I love hearing from past brides, their experiences, and their big day. It’s a breath of fresh air, a light to guide you through your current journey. Listening to their advice sooths me, to know I am not alone through this. Knowing that you are not the only one who has stressed over wedding cake tiers or bouquet shapes and sizes, it’s refreshing. I am one of the last out of my group of friends to get married, so I respect their views and opinions. They have been through it, lived with these feelings and made it to their wedding day in one piece. What is supposed to be an enjoyable and memorable experience should not be morphed into an unpleasant and uncomfortable one. One way that I have found my peace of mind is with other brides. Utilize their experiences, listen closely. Whether past bride or future bride, we should all be banded together. I’m not leaving the guys out on this one either; the same advice goes to them as well.
It can be hard going through this on your own trying to make every detail perfect. I have been a control freak since we set the date. Grasping every detail and holding firm making sure no one can change what I have done. It gets exhausting and your mentality suffers. I don’t like when other people can share my business, or change my carefully thought out plans. This has been my struggle, letting bygones be bygones. I am a comfortable introvert and find it incredibly hard to be open with people about my plans. Of course a wedding would be out of my comfort zone, the whole family is involved with making this day happen. Regrettably it makes me feel like I am breathing underwater. I love talking with brides that have no problem with being extroverted. They have no problem with the mass involvement and can help me understand a few things better.
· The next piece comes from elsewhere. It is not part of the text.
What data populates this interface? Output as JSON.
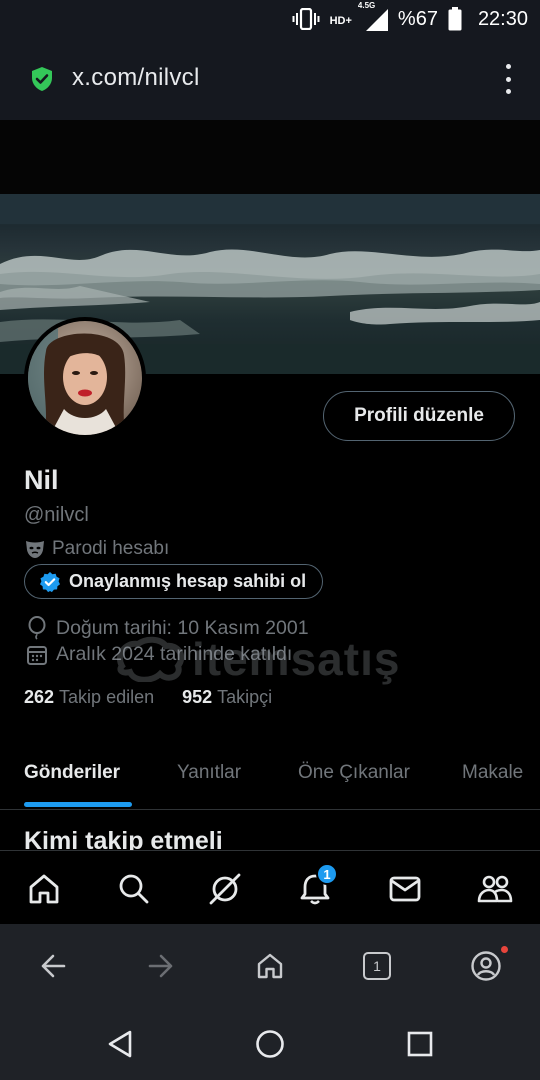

Something I have experienced and learned is that you can try your hardest to coordinate every last wardrobe detail for the big day. I tried my hardest, I wanted coordination. I wanted things to look cookie cutter perfect. Of course I have managed to coordinate my bridal team, where I fail is trying to stretch it further than that. Trying to coordinate wardrobes for my parents, my in-laws, my ushers, and the MC, the list goes on. I wanted placement, things to look like they were carefully constructed to look a certain way. Of course, the overwhelming aura of it all started before I could even get past my parents. In a perfect situation, it could all be possible; to have such organization and coordination. However, when you find yourself at wits end, burning the wick from both ends, it is time to re-evaluate. It is endless agony to try and align something that is constantly changing. There came the time when I had to give it up. I let it go, put my trust in my family, in the corresponding members of this team. It hasn’t been easy, but it is the best advice that I can give you. The stress and the hardship aren’t worth your sanity. Giving your trust to those closest to you and let them decide some of these details. Most of them won’t even matter on your big day, most of it you won’t remember. It’s a weight off your back that you won’t have to worry about, and trust me, we need this break. We deserve this break, and everyone will thank you for it. In the end, don’t let the small or uncoordinated things ruin this experience. Trying to control everything doesn’t just alter your happiness but affects the experiences and attitudes everyone involved as well. Remember to breathe, because it’s all going to be ok.